OSP inicia projeto Pequena Grande Orquestra

A OSP (Orquestra Sinfônica de Piracicaba), em parceria com a SME (Secretaria Municipal de Educação), inicia hoje, no bairro Mário Dedini, o projeto Pequena Grande Orquestra, de inclusões social e cultural às crianças e adolescentes matriculados na rede municipal de ensino. A iniciativa começa na Escola Professora Olívia Capranico, onde 40 alunos do ensino fundamental recebem aulas semanais de violino.

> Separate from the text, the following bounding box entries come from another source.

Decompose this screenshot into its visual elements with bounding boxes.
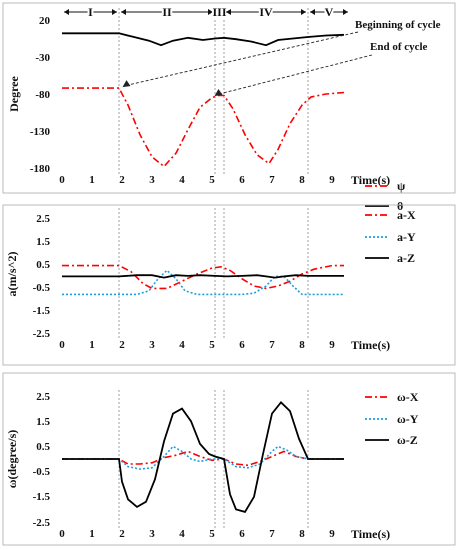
y-tick-label: -0.5	[33, 466, 51, 478]
x-tick-label: 4	[179, 528, 185, 540]
y-tick-label: 1.5	[36, 236, 50, 248]
phase-label: IV	[259, 5, 273, 19]
legend-label: θ	[397, 199, 403, 213]
phase-arrowhead	[208, 9, 213, 15]
x-tick-label: 7	[269, 174, 275, 186]
y-tick-label: -0.5	[33, 282, 51, 294]
legend-label: ω-Y	[397, 412, 419, 426]
series-line-a-Y	[62, 269, 344, 296]
y-axis-label: Degree	[7, 75, 21, 111]
panel-3: 2.5 1.5 0.5 -0.5 -1.5 -2.5 ω(degree/s) 0 1 2 3 4 5 6 7…	[2, 372, 456, 546]
x-tick-label: 1	[89, 174, 95, 186]
y-tick-label: 0.5	[36, 441, 50, 453]
annotation-end: End of cycle	[370, 41, 428, 53]
x-tick-label: 3	[149, 339, 155, 351]
phase-arrowhead	[121, 9, 126, 15]
y-axis-label: a(m/s^2)	[5, 252, 19, 297]
x-tick-label: 7	[269, 339, 275, 351]
x-tick-label: 2	[119, 528, 125, 540]
annotation-arrow	[215, 54, 373, 96]
x-tick-label: 6	[239, 174, 245, 186]
x-tick-label: 9	[329, 528, 335, 540]
y-tick-label: -80	[35, 89, 50, 101]
series-line-a-Z	[62, 274, 344, 279]
x-tick-label: 5	[209, 174, 215, 186]
series-line-ω-Z	[62, 400, 344, 513]
x-tick-label: 3	[149, 174, 155, 186]
phase-arrowhead	[343, 9, 348, 15]
series-line-ω-Y	[62, 445, 344, 470]
annotation-arrowhead	[214, 88, 223, 96]
annotation-arrow	[123, 31, 359, 87]
legend-label: ω-Z	[397, 433, 418, 447]
x-tick-label: 0	[59, 339, 65, 351]
y-tick-label: -1.5	[33, 491, 51, 503]
legend-label: ω-X	[397, 390, 419, 404]
y-tick-label: 1.5	[36, 416, 50, 428]
x-axis-label: Time(s)	[351, 338, 390, 352]
x-axis-label: Time(s)	[351, 173, 390, 187]
x-tick-label: 5	[209, 528, 215, 540]
phase-arrowhead	[301, 9, 306, 15]
x-tick-label: 2	[119, 174, 125, 186]
x-tick-label: 0	[59, 528, 65, 540]
legend-label: a-Y	[397, 230, 416, 244]
y-tick-label: -1.5	[33, 305, 51, 317]
y-tick-label: -30	[35, 52, 50, 64]
phase-arrowhead	[64, 9, 69, 15]
phase-arrowhead	[217, 9, 222, 15]
y-tick-label: -2.5	[33, 517, 51, 529]
phase-label: III	[212, 5, 226, 19]
x-tick-label: 1	[89, 528, 95, 540]
x-tick-label: 9	[329, 174, 335, 186]
legend-label: a-Z	[397, 251, 415, 265]
annotation-beginning: Beginning of cycle	[355, 19, 441, 31]
phase-label: I	[88, 5, 93, 19]
legend-label: ψ	[397, 179, 406, 193]
panel-1: 20 -30 -80 -130 -180 Degree 0 1 2 3 4 5 6 7 8 9 Time(s) ψ…	[2, 2, 456, 213]
series-line-θ	[62, 32, 345, 47]
y-tick-label: 2.5	[36, 213, 50, 225]
panel-frame	[2, 204, 456, 366]
phase-arrowhead	[226, 9, 231, 15]
series-line-ψ	[62, 87, 345, 168]
y-tick-label: -2.5	[33, 328, 51, 340]
x-tick-label: 6	[239, 528, 245, 540]
x-tick-label: 7	[269, 528, 275, 540]
phase-label: V	[325, 5, 334, 19]
y-tick-label: 2.5	[36, 391, 50, 403]
x-tick-label: 2	[119, 339, 125, 351]
x-tick-label: 3	[149, 528, 155, 540]
annotation-arrowhead	[122, 80, 131, 88]
x-tick-label: 8	[299, 174, 305, 186]
phase-arrowhead	[112, 9, 117, 15]
x-tick-label: 4	[179, 339, 185, 351]
x-tick-label: 5	[209, 339, 215, 351]
panel-frame	[2, 2, 456, 194]
x-tick-label: 9	[329, 339, 335, 351]
y-tick-label: -180	[30, 163, 51, 175]
x-tick-label: 0	[59, 174, 65, 186]
x-tick-label: 8	[299, 339, 305, 351]
y-tick-label: -130	[30, 126, 51, 138]
panel-frame	[2, 372, 456, 546]
phase-label: II	[162, 5, 172, 19]
legend-label: a-X	[397, 208, 416, 222]
x-axis-label: Time(s)	[351, 527, 390, 541]
y-tick-label: 0.5	[36, 259, 50, 271]
phase-arrowhead	[310, 9, 315, 15]
x-tick-label: 1	[89, 339, 95, 351]
y-axis-label: ω(degree/s)	[5, 430, 19, 489]
x-tick-label: 8	[299, 528, 305, 540]
panel-2: 2.5 1.5 0.5 -0.5 -1.5 -2.5 a(m/s^2) 0 1 2 3 4 5 6 7 8 9 T…	[2, 204, 456, 366]
x-tick-label: 4	[179, 174, 185, 186]
x-tick-label: 6	[239, 339, 245, 351]
y-tick-label: 20	[39, 15, 51, 27]
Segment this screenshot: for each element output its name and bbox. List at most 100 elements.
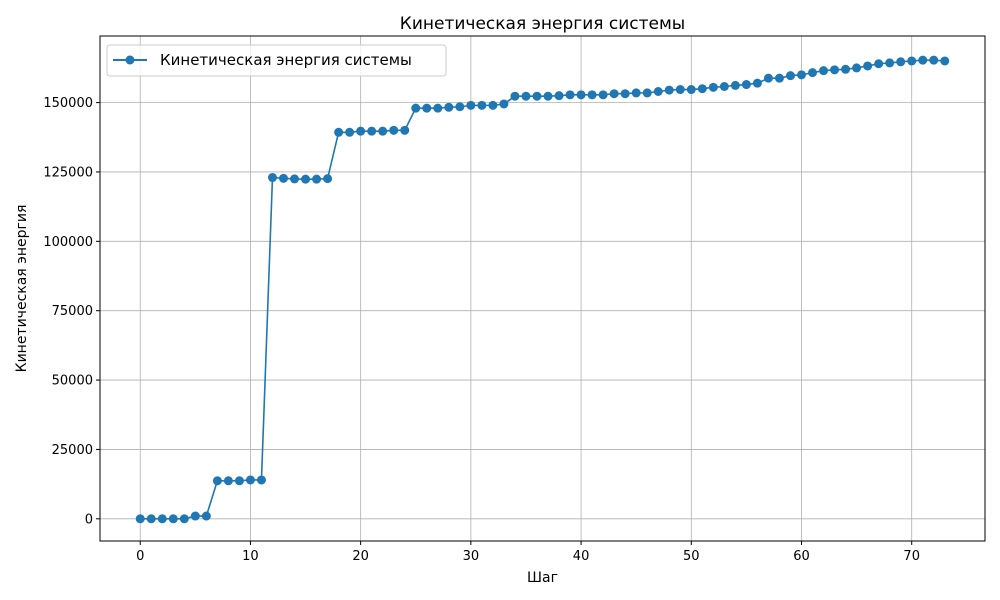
x-tick-label: 50 xyxy=(683,549,700,564)
x-tick-label: 10 xyxy=(242,549,259,564)
data-point xyxy=(267,173,277,183)
data-point xyxy=(157,514,167,524)
chart-title: Кинетическая энергия системы xyxy=(400,14,685,34)
y-tick-label: 150000 xyxy=(43,96,93,111)
y-axis-ticks: 0 25000 50000 75000 100000 125000 150000 xyxy=(43,96,100,527)
x-tick-label: 60 xyxy=(793,549,810,564)
data-point xyxy=(598,90,608,100)
data-point xyxy=(785,71,795,81)
data-point xyxy=(532,91,542,101)
data-point xyxy=(940,56,950,66)
data-point xyxy=(279,173,289,183)
data-point xyxy=(819,66,829,76)
data-point xyxy=(852,63,862,73)
data-point xyxy=(763,73,773,83)
data-point xyxy=(201,511,211,521)
y-tick-label: 125000 xyxy=(43,165,93,180)
data-point xyxy=(664,85,674,95)
legend-box xyxy=(106,44,447,77)
data-point xyxy=(521,91,531,101)
y-tick-label: 100000 xyxy=(43,235,93,250)
data-point xyxy=(323,174,333,184)
data-point xyxy=(675,85,685,95)
data-point xyxy=(708,82,718,92)
data-point xyxy=(234,476,244,486)
data-point xyxy=(477,100,487,110)
x-axis-ticks: 0 10 20 30 40 50 60 70 xyxy=(136,541,920,564)
data-point xyxy=(146,514,156,524)
data-point xyxy=(212,476,222,486)
legend-marker-swatch xyxy=(125,55,135,65)
data-point xyxy=(400,125,410,135)
x-axis-label: Шаг xyxy=(527,570,558,586)
data-point xyxy=(223,476,233,486)
data-point xyxy=(345,127,355,137)
y-tick-label: 50000 xyxy=(52,374,93,389)
data-point xyxy=(565,90,575,100)
data-point xyxy=(168,514,178,524)
data-point xyxy=(752,78,762,88)
series-layer xyxy=(135,55,950,524)
y-axis-label: Кинетическая энергия xyxy=(14,205,30,373)
data-point xyxy=(367,126,377,136)
y-tick-label: 0 xyxy=(85,512,93,527)
data-point xyxy=(774,73,784,83)
data-point xyxy=(433,103,443,113)
data-point xyxy=(576,90,586,100)
data-point xyxy=(389,125,399,135)
data-point xyxy=(256,475,266,485)
legend-entry: Кинетическая энергия системы xyxy=(160,51,412,69)
x-tick-label: 20 xyxy=(352,549,369,564)
data-point xyxy=(444,102,454,112)
data-point xyxy=(190,511,200,521)
data-point xyxy=(245,475,255,485)
data-point xyxy=(620,89,630,99)
x-tick-label: 0 xyxy=(136,549,144,564)
data-point xyxy=(896,57,906,67)
data-point xyxy=(422,103,432,113)
data-point xyxy=(466,100,476,110)
y-tick-label: 25000 xyxy=(52,443,93,458)
data-point xyxy=(554,91,564,101)
data-point xyxy=(455,102,465,112)
data-point xyxy=(510,91,520,101)
data-point xyxy=(301,174,311,184)
plot-frame xyxy=(99,35,986,542)
data-point xyxy=(378,126,388,136)
data-point xyxy=(179,514,189,524)
x-tick-label: 40 xyxy=(573,549,590,564)
data-point xyxy=(863,61,873,71)
data-point xyxy=(929,55,939,65)
x-tick-label: 30 xyxy=(463,549,480,564)
data-point xyxy=(830,65,840,75)
data-point xyxy=(907,56,917,66)
data-point xyxy=(697,84,707,94)
data-point xyxy=(411,103,421,113)
data-point xyxy=(796,70,806,80)
data-point xyxy=(686,85,696,95)
data-point xyxy=(631,88,641,98)
data-point xyxy=(642,88,652,98)
data-point xyxy=(808,68,818,78)
data-point xyxy=(741,80,751,90)
data-point xyxy=(334,127,344,137)
data-point xyxy=(918,55,928,65)
data-point xyxy=(874,59,884,69)
data-point xyxy=(488,100,498,110)
data-point xyxy=(312,174,322,184)
data-point xyxy=(841,64,851,74)
grid xyxy=(100,36,985,541)
data-point xyxy=(653,86,663,96)
data-point xyxy=(730,80,740,90)
x-tick-label: 70 xyxy=(903,549,920,564)
data-point xyxy=(885,58,895,68)
legend: Кинетическая энергия системы xyxy=(106,44,447,77)
data-point xyxy=(499,99,509,109)
data-point xyxy=(543,91,553,101)
data-point xyxy=(290,174,300,184)
data-point xyxy=(609,89,619,99)
data-point xyxy=(135,514,145,524)
y-tick-label: 75000 xyxy=(52,304,93,319)
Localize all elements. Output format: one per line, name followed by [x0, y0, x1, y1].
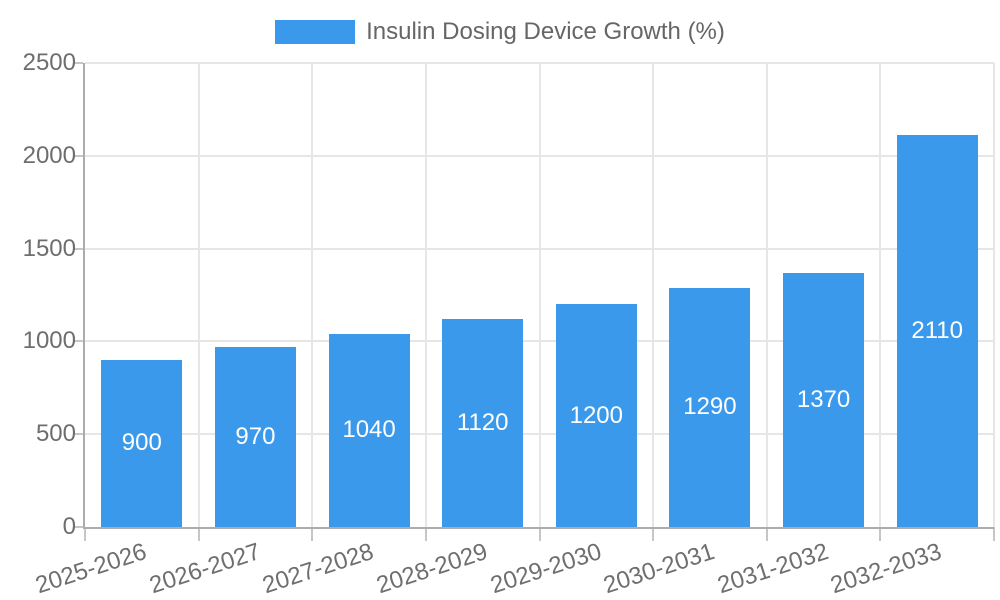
legend-label: Insulin Dosing Device Growth (%) [366, 18, 725, 45]
bar-value-label: 1120 [456, 409, 509, 437]
bar-value-label: 2110 [911, 317, 963, 345]
bar-value-label: 1200 [569, 401, 623, 429]
x-tick-label: 2027-2028 [259, 538, 378, 600]
bar-value-label: 970 [235, 422, 276, 450]
bar-value-label: 900 [121, 429, 162, 457]
x-tick-mark [993, 527, 995, 541]
x-tick-mark [879, 527, 882, 541]
y-tick-label: 2000 [22, 141, 76, 169]
bar-value-label: 1370 [796, 385, 851, 413]
x-tick-mark [424, 527, 427, 541]
x-axis-line [83, 527, 994, 529]
x-tick-label: 2030-2031 [600, 538, 718, 600]
y-tick-label: 0 [62, 513, 76, 540]
y-tick-mark [74, 340, 83, 343]
x-tick-mark [765, 527, 768, 541]
x-tick-mark [84, 527, 86, 541]
bar-value-label: 1040 [342, 416, 396, 444]
y-tick-mark [74, 526, 83, 528]
legend-swatch[interactable] [275, 20, 356, 44]
bar[interactable]: 900 [101, 359, 183, 527]
bar-value-label: 1290 [683, 393, 737, 421]
bar[interactable]: 1370 [783, 272, 865, 527]
gridline-v [197, 63, 200, 527]
x-tick-label: 2029-2030 [486, 538, 605, 600]
gridline-v [311, 63, 314, 527]
bar[interactable]: 2110 [896, 135, 978, 527]
x-tick-mark [652, 527, 655, 541]
x-tick-label: 2031-2032 [714, 538, 832, 600]
y-tick-label: 2500 [22, 49, 76, 76]
x-tick-label: 2025-2026 [32, 538, 150, 600]
x-tick-mark [311, 527, 314, 541]
legend: Insulin Dosing Device Growth (%) [0, 18, 1000, 46]
x-tick-label: 2028-2029 [373, 538, 491, 600]
bar[interactable]: 970 [214, 346, 296, 527]
y-tick-label: 500 [35, 420, 76, 448]
bar[interactable]: 1120 [442, 319, 524, 527]
gridline-v [993, 63, 995, 527]
gridline-v [538, 63, 541, 527]
y-axis-line [83, 63, 85, 529]
gridline-v [765, 63, 768, 527]
bar[interactable]: 1290 [669, 287, 751, 527]
x-tick-mark [538, 527, 541, 541]
x-tick-label: 2032-2033 [827, 538, 946, 600]
x-tick-label: 2026-2027 [145, 538, 264, 600]
y-tick-mark [74, 433, 83, 436]
gridline-v [424, 63, 427, 527]
y-tick-mark [74, 62, 83, 64]
gridline-v [879, 63, 882, 527]
y-tick-mark [74, 154, 83, 157]
bar[interactable]: 1200 [555, 304, 637, 527]
gridline-v [652, 63, 655, 527]
x-tick-mark [197, 527, 200, 541]
y-tick-label: 1500 [22, 234, 76, 262]
plot-area: 0 500 1000 1500 2000 2500 900 2025-2026 970 2026-… [23, 51, 995, 599]
y-tick-label: 1000 [22, 327, 76, 355]
y-tick-mark [74, 247, 83, 250]
bar[interactable]: 1040 [328, 333, 410, 527]
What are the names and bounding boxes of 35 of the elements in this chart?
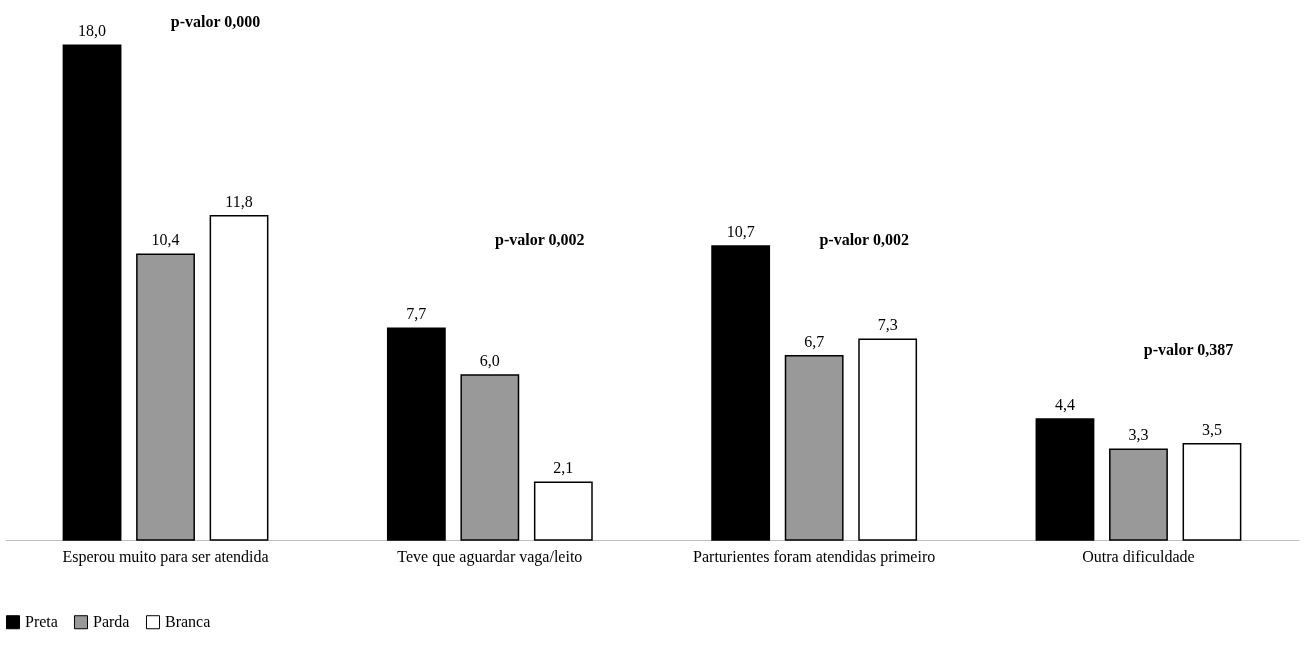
bar xyxy=(460,374,520,541)
bar xyxy=(784,355,844,541)
data-label: 4,4 xyxy=(1054,396,1075,414)
bar xyxy=(136,253,195,541)
annotation: p-valor 0,387 xyxy=(1143,341,1234,359)
bar xyxy=(62,44,122,541)
data-label: 18,0 xyxy=(78,22,107,40)
x-tick-label: Teve que aguardar vaga/leito xyxy=(397,547,583,566)
data-label: 7,7 xyxy=(406,305,427,323)
x-tick-label: Outra dificuldade xyxy=(1082,547,1195,565)
bar xyxy=(1182,443,1242,541)
bar xyxy=(209,214,269,541)
data-label: 2,1 xyxy=(553,459,574,477)
annotation: p-valor 0,002 xyxy=(819,231,909,249)
bar xyxy=(711,245,771,541)
data-label: 10,7 xyxy=(726,222,755,240)
bar xyxy=(858,338,918,541)
data-label: 6,7 xyxy=(804,332,825,350)
data-label: 6,0 xyxy=(479,352,500,370)
x-tick-label: Esperou muito para ser atendida xyxy=(62,547,269,566)
bar xyxy=(1035,418,1095,541)
legend-label: Branca xyxy=(165,613,211,631)
data-label: 7,3 xyxy=(877,316,898,334)
legend-label: Preta xyxy=(25,613,58,631)
data-label: 11,8 xyxy=(225,192,253,210)
bar xyxy=(386,327,446,541)
data-label: 10,4 xyxy=(151,231,180,249)
annotation: p-valor 0,002 xyxy=(495,231,585,249)
x-tick-label: Parturientes foram atendidas primeiro xyxy=(693,547,936,566)
data-label: 3,3 xyxy=(1128,426,1149,444)
text: p-valor 0,000 xyxy=(170,13,261,31)
bar xyxy=(533,481,593,541)
bar xyxy=(1109,448,1168,541)
data-label: 3,5 xyxy=(1201,420,1222,438)
legend-label: Parda xyxy=(93,613,130,631)
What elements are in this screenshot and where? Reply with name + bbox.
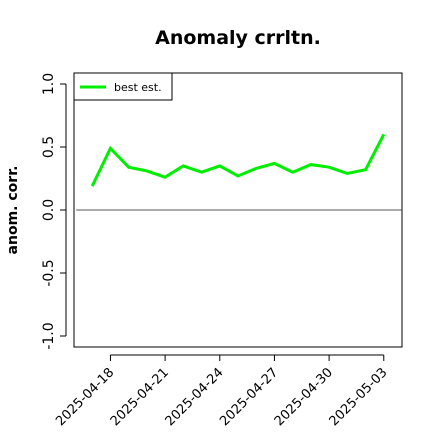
legend-label: best est. (114, 81, 162, 94)
series-line (90, 133, 386, 187)
y-tick-label: 0.0 (41, 199, 57, 221)
legend: best est. (73, 72, 173, 101)
y-tick-label: -1.0 (41, 322, 57, 349)
x-tick-label: 2025-05-03 (327, 365, 391, 429)
y-tick-label: 0.5 (41, 136, 57, 158)
chart-title: Anomaly crrltn. (155, 27, 321, 49)
plot-frame (73, 72, 403, 348)
y-axis-label: anom. corr. (5, 166, 21, 255)
y-tick-label: 1.0 (41, 73, 57, 95)
y-tick-label: -0.5 (41, 259, 57, 286)
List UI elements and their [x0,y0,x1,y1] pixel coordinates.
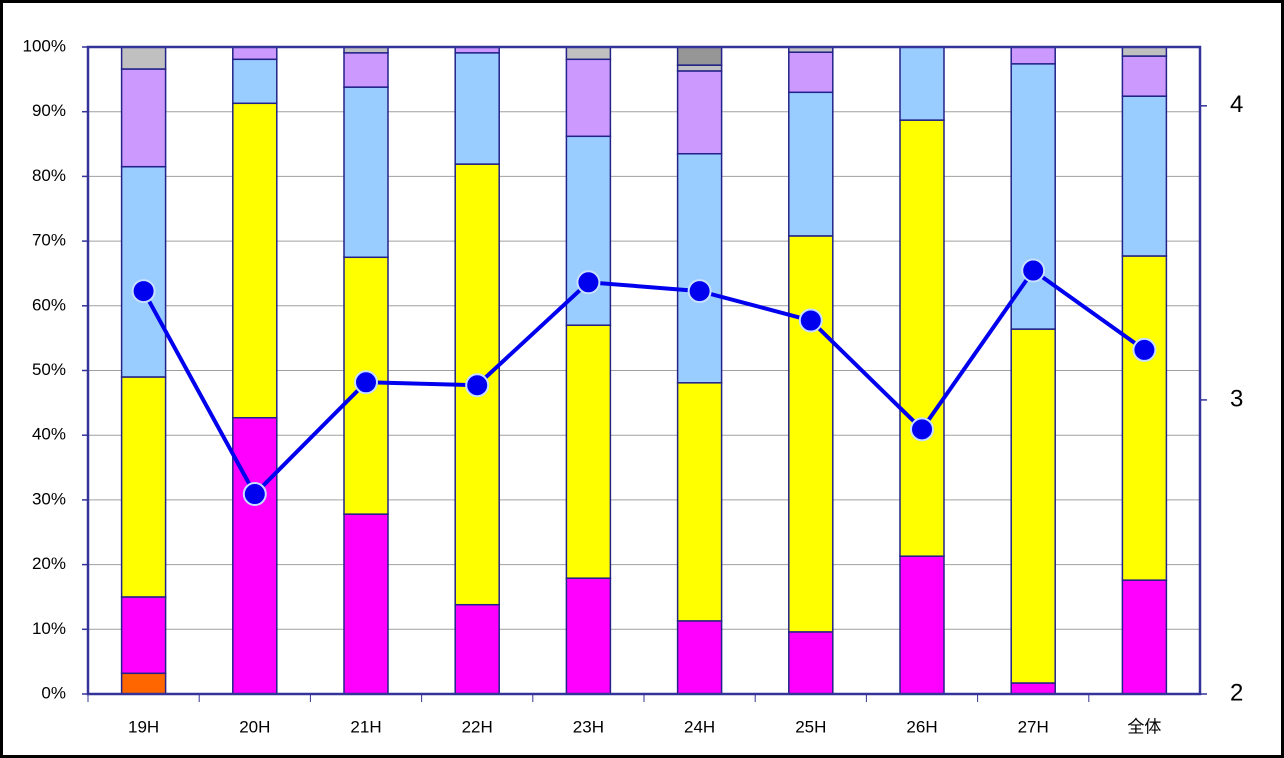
bar-segment [120,165,167,378]
bar-segment [120,46,167,70]
line [141,267,1146,498]
x-tick-label: 全体 [1127,717,1161,736]
line-marker [1021,258,1046,283]
bar-segment [899,555,945,695]
y2-tick-label: 4 [1230,91,1243,118]
bar-segment [343,86,389,259]
x-tick-label: 19H [128,717,159,736]
bar-segment [454,52,500,165]
y-tick-label: 60% [32,295,66,314]
line-marker [910,417,934,442]
x-tick-label: 23H [573,717,604,736]
y2-tick-label: 2 [1230,679,1243,706]
bar-segment [1010,46,1056,65]
y-tick-label: 40% [32,425,66,444]
line-marker [576,270,601,295]
line-marker [354,370,378,395]
bar-segment [899,119,945,557]
bar-segment [1121,255,1168,581]
line-marker [1132,337,1157,362]
bar-segment [676,64,723,72]
y-tick-label: 10% [32,619,66,638]
line-marker [798,308,823,333]
bar-segment [1121,579,1168,695]
y-tick-label: 50% [32,360,66,379]
bar-segment [120,596,167,675]
y-tick-label: 90% [32,101,66,120]
x-tick-label: 20H [239,717,270,736]
y-tick-label: 70% [32,231,66,250]
bar-segment [565,577,612,695]
bar-segment [899,46,945,121]
bar-segment [676,46,723,66]
x-tick-label: 26H [906,717,937,736]
line-marker [242,482,267,507]
bar-segment [676,70,723,155]
bar-segment [676,382,723,622]
bar-segment [1121,55,1168,97]
bar-segment [788,51,834,94]
y2-tick-label: 3 [1230,385,1243,412]
bar-segment [120,376,167,598]
bar-segment [1010,682,1056,695]
y-tick-label: 20% [32,554,66,573]
bar-segment [676,620,723,695]
line-marker [465,373,490,398]
x-tick-label: 24H [684,717,715,736]
bar-segment [232,46,278,61]
bar-segment [232,102,278,419]
bar-segment [565,324,612,579]
bar-segment [1121,95,1168,257]
plot-border [86,45,1202,696]
line-marker [687,279,712,304]
bar-segment [343,52,389,88]
bar-segment [565,58,612,138]
y-tick-label: 80% [32,166,66,185]
y-tick-label: 0% [41,683,66,702]
x-tick-label: 21H [350,717,381,736]
x-tick-label: 25H [795,717,826,736]
bar-segment [120,672,167,695]
x-tick-label: 27H [1018,717,1049,736]
y-tick-label: 100% [23,36,66,55]
line-marker [131,279,156,304]
y-tick-label: 30% [32,489,66,508]
bar-segment [788,91,834,237]
bar-segment [1121,46,1168,57]
bar-segment [120,68,167,168]
bar-segment [343,513,389,695]
x-tick-label: 22H [462,717,493,736]
bar-segment [565,46,612,61]
bar-segment [788,631,834,695]
bar-segment [676,153,723,384]
bar-segment [454,603,500,695]
bar-segment [232,416,278,695]
bar-segment [232,58,278,105]
bar-segment [1010,328,1056,684]
bar-segment [788,235,834,633]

Para viabilizar o projeto há, também, apoio da SemacTur (Secretaria da Ação Cultural e Turismo).
 
 
Os 40 contemplados têm idade entre 7 e 11 anos e são alunos do primeiro ao quinto ano do fundamental. Eles frequentam as aulas do projeto todas as semanas, sempre às quintas-feiras, no contraturno escolar. As crianças matriculadas na escola no período da manhã se dedicam à música das 13h às 15h30, enquanto as que estudam à tarde têm frequência das 9h às 11h30.
 
 
A intenção do projeto é, conforme o maestro piracicabano Jamil Maluf, diretor artístico e regente titular da OSP, que o estudo musical seja, mais que uma atividade escolar, sistemático, visando a formação, em curto prazo, de orquestras infantil e juvenil em várias comunidades. “Essa é a contrapartida social que a OSP pode proporcionar à cidade”, comentou.
 
 
“Sabemos que as crianças envolvidas em atividades educativas extracurriculares melhoram o desempenho escolar. É isso que esperamos, que, além de absorver o ensino de qualidade que oferecemos, os nossos alunos também possam desenvolver seus dotes musicais nesse projeto que pode revelar grandes talentos”, disse a secretária municipal de Educação, Angela Jorge Corrêa.
 
 
Violoncelista da OSP, o também piracicabano André Micheletti é um dos responsáveis pelo projeto. Para ele, a cidade dá um passo de vanguarda. “Em médio prazo, com a formação de pessoal gabaritado, Piracicaba terá jovens talentos despontando nos cenários estadual, nacional e internacional, como filhos de um projeto cultural educacional e de formação profissional”, disse ele, que é diretor artístico associado da OSP.
 
 
O responsável pelas aulas é Willian Rodrigues da Silva, instrumentista da OSP desde 2015 e que atua como professor de viola e violino na USP de Ribeirão Preto, no Colégio Porto Seguro, em São Paulo, e na Empem (Escola de Música de Piracicaba Maestro Ernst Mahle). O violinista Anderson Lacerda, que desenvolve ações em comunidades de alta vulnerabilidade social no Estado de São Paulo, faz a orientação pedagógica do projeto.
 
 
“Temos alunos escolhidos pelo talento e outros por problemas de disciplina. Eles começaram a realizar atividades conjuntas. O que colhemos, em tão pouco tempo, foi o desempenho contagiante de todas os envolvidos”, falou Silva.